Yesterday, China released data suggesting a slowdown in its economic growth for the second quarter of 2018, which came in the midst of a continuing and developing trade war between itself and the US. China used the announcement to serve as a warning of the risk of global financial damage if the trade stand-off carries on.

Results for the period from April 2018 to June 2018 show that the level of growth for the economic superpower slipped by 0.1% from the previous quarter of this year to reach 6.7%.

With news continuing to emerge surrounding the imposition of tariffs on various products, the effect should resonate in financial markets across the globe. The announcement of China’s economic slowdown occurred at the same time as a summit between Chinese officials and the EU, with European Council President Donald Tusk saying that the ongoing tensions could turn into a serious “hot conflict” and demanding that key figures get together to find immediate solutions.

Implicating China, the US and Russia together, Tusk used an opportunity at the summit to ask for these economic giants to find joint solutions.
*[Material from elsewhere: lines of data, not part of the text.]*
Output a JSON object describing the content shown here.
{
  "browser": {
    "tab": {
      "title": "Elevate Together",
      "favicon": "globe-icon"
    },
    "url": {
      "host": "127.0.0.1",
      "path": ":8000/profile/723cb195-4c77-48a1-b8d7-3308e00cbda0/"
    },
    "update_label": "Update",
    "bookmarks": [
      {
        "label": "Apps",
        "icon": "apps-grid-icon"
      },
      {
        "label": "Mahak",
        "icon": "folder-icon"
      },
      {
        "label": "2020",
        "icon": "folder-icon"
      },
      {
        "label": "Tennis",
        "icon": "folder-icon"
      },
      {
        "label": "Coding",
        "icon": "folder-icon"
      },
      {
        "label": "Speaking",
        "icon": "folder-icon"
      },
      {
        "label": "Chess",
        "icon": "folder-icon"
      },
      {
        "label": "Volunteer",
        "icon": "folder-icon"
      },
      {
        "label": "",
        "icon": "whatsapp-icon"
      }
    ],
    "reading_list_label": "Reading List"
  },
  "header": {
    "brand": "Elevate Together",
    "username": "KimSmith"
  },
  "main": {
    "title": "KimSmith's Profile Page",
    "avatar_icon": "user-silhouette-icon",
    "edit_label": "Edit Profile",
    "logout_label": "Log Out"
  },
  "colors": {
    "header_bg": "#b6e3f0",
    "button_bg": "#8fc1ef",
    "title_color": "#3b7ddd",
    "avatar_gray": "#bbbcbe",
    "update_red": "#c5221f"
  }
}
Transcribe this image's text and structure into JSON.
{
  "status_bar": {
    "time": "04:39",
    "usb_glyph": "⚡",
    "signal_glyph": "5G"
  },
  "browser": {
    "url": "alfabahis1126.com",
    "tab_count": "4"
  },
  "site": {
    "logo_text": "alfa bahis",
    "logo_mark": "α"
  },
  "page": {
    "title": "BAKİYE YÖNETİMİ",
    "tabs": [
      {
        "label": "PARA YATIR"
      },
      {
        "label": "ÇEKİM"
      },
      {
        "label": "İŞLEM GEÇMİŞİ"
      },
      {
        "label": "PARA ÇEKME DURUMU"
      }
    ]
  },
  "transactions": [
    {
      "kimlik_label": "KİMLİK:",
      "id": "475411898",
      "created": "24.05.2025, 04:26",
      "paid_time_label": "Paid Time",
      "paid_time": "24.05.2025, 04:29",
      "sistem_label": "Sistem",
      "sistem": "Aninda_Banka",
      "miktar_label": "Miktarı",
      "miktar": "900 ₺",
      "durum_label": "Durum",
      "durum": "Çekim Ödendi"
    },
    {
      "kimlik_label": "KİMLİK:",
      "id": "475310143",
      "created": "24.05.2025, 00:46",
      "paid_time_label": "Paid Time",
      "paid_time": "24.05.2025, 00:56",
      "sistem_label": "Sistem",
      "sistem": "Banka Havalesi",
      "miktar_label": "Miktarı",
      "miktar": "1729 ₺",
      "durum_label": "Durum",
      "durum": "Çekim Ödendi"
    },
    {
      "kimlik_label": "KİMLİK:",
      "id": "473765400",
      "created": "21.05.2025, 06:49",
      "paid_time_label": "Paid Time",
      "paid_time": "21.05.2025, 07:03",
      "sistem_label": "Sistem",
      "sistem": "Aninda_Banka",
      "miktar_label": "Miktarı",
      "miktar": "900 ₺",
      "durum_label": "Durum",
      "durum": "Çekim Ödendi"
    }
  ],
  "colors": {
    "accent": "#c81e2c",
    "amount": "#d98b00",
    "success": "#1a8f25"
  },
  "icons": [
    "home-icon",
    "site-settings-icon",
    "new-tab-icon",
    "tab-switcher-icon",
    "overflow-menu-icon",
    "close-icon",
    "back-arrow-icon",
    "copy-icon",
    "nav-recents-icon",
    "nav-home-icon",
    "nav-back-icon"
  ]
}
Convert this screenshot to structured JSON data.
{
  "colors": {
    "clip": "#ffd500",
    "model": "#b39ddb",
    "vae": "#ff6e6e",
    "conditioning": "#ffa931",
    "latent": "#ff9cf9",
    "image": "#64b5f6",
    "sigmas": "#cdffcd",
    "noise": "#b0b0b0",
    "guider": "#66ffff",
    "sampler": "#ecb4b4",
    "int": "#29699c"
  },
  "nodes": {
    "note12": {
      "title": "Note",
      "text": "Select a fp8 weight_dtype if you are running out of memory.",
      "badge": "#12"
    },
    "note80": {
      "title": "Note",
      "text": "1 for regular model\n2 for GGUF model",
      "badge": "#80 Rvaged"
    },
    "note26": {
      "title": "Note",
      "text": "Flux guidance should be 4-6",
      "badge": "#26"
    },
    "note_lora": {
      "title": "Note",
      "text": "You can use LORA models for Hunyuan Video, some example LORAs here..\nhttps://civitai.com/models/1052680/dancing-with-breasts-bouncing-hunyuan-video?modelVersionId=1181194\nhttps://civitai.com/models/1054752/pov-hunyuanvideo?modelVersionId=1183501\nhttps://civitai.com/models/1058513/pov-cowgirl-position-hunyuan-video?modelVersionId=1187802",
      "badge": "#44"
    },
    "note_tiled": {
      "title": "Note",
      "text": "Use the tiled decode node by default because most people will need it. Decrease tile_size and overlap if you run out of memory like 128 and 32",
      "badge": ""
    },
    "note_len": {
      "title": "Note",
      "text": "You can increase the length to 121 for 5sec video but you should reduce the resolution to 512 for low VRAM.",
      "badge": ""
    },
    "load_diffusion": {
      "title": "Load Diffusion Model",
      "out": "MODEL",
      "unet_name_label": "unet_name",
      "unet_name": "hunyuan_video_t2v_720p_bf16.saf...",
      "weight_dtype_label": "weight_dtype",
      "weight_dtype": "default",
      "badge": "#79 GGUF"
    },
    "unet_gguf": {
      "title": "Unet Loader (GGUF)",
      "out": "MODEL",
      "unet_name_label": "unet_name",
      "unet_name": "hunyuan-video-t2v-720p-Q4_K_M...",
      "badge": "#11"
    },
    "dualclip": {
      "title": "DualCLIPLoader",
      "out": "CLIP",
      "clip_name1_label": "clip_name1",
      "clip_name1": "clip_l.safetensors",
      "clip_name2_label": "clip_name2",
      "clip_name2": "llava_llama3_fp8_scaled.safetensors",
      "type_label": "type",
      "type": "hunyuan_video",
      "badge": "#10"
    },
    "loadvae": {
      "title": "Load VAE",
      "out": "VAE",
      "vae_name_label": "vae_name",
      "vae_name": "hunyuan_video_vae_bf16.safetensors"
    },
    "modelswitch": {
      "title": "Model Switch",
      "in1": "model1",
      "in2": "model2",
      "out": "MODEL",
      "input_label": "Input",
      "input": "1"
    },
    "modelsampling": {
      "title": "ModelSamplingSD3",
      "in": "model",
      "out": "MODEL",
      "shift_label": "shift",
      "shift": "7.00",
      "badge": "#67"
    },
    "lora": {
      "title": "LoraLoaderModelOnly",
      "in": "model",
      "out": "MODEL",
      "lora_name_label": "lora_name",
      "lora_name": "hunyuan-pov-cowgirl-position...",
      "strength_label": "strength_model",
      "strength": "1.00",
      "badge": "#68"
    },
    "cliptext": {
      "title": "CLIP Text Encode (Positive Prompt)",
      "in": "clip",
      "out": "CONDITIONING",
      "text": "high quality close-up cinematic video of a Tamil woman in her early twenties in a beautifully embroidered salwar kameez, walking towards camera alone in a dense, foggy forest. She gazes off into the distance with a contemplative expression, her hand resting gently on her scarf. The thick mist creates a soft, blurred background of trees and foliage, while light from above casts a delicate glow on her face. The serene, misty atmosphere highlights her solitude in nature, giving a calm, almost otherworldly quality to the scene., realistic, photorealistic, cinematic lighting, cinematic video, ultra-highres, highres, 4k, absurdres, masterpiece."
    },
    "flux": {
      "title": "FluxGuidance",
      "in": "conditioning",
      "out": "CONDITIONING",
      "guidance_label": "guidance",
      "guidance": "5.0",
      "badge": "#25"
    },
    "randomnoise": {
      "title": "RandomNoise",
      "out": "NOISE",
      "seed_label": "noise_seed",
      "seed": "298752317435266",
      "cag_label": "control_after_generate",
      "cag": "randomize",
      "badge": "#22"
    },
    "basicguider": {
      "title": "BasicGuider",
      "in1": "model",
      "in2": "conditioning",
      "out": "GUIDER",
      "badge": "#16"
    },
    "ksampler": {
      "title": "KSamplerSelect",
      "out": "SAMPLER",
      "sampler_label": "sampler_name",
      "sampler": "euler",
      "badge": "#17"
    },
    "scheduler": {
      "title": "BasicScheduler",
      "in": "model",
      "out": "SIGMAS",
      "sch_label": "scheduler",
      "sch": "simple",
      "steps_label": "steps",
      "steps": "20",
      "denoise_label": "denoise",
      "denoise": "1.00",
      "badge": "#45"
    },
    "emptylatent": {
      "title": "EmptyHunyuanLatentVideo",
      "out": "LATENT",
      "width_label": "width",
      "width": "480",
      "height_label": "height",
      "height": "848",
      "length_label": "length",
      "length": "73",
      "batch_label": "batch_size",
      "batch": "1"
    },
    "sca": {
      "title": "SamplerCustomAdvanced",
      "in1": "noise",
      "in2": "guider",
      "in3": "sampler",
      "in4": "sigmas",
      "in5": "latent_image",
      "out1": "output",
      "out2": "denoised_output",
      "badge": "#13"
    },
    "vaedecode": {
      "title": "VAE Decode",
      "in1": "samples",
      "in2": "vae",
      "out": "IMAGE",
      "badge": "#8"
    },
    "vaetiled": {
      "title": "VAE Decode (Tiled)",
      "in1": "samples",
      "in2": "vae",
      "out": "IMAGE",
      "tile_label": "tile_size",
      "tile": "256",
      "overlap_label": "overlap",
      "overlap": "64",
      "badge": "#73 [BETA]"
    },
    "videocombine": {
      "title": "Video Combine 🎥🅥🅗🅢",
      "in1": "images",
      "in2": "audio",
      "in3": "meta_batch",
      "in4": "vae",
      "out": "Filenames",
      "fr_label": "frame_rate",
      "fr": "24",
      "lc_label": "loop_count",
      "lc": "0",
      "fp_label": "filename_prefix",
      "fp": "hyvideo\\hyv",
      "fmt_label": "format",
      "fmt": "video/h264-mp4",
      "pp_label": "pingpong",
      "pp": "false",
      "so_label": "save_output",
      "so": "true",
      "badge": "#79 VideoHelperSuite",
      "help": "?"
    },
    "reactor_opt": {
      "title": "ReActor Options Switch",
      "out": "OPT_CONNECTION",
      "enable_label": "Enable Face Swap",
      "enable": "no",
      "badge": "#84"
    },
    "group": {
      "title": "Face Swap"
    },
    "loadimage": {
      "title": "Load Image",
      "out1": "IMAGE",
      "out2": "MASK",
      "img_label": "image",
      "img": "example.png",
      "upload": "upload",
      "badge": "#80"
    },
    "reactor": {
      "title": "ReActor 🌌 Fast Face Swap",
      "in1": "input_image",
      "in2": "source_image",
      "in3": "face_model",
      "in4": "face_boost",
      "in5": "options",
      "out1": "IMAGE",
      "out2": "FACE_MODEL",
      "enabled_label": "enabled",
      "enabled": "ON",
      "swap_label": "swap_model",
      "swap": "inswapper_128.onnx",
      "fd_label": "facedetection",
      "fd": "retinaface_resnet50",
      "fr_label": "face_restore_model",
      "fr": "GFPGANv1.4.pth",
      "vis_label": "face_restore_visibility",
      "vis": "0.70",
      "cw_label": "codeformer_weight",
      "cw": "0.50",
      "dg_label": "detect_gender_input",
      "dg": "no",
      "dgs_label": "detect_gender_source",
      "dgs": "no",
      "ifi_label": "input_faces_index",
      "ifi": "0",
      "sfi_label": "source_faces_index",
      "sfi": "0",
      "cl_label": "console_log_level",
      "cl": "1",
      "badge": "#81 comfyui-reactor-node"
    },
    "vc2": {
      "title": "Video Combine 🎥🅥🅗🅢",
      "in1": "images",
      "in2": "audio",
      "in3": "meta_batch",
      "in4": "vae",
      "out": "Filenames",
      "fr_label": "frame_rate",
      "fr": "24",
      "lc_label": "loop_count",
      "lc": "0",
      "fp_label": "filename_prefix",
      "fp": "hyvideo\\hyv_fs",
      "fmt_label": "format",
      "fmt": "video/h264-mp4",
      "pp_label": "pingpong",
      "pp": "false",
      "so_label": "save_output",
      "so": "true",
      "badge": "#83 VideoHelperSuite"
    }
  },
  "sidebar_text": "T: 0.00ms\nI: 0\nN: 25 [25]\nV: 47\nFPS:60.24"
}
China’s spokesman for its National Statistics Bureau, Mao Shengyong, admitted that this news is not ideal for his country, calling it an “extremely complex environment” that affected financial operations both in China and overseas.

Although these figures were a drop compared to the previous quarter, China was still able to meet government targets of an annual growth figure of 6.5%.

Mao continued to stress the need to combat “world trade protectionism”, which he said is leading to global economic uncertainty and difficulty and putting any chance of a “world economic recovery” at immediate risk.

While claiming that China is in the middle of a “structural adjustment and transformation program”, Mao made clear that there has been unstable economic progress that is yet to balance out. As China is also looking to stave off any devaluation in the yuan, as well as decrease values seen in Chinese stock markets, it faces an uphill struggle to deliver continued economic growth.

Mao also discussed the possibility that China is yet to see any real change in the markets due to the trade tensions and suggested that the second half of 2018 is likely to lead to even harder challenges to find stabilization.

He then went on to warn that these conditions are unlikely to affect China alone. With a global supply chain in place across many developed and emerging countries and a “deeply integrated” world economy, the impact should stretch beyond China and the US and into many related markets around the world.

As back-and-forth retaliation measures take place between China and the US, the stand-off shows no signs of slowing down, with the latest round of tariffs extending the imposition to up to half of China’s exports to the US.

Moody’s Investors Services, the renowned investment specialist, said that Chinese economic growth is likely to continue in this slowing trend, with trade tensions expected to bite sooner rather than later. Alaistair Chan of Moody’s commented: “Trade disputes with the US have hurt market sentiment, and investment is also cooling. 

The statistics bureau should recommend more supportive trade policies soon, with the hopes of maintaining more stable economic growth.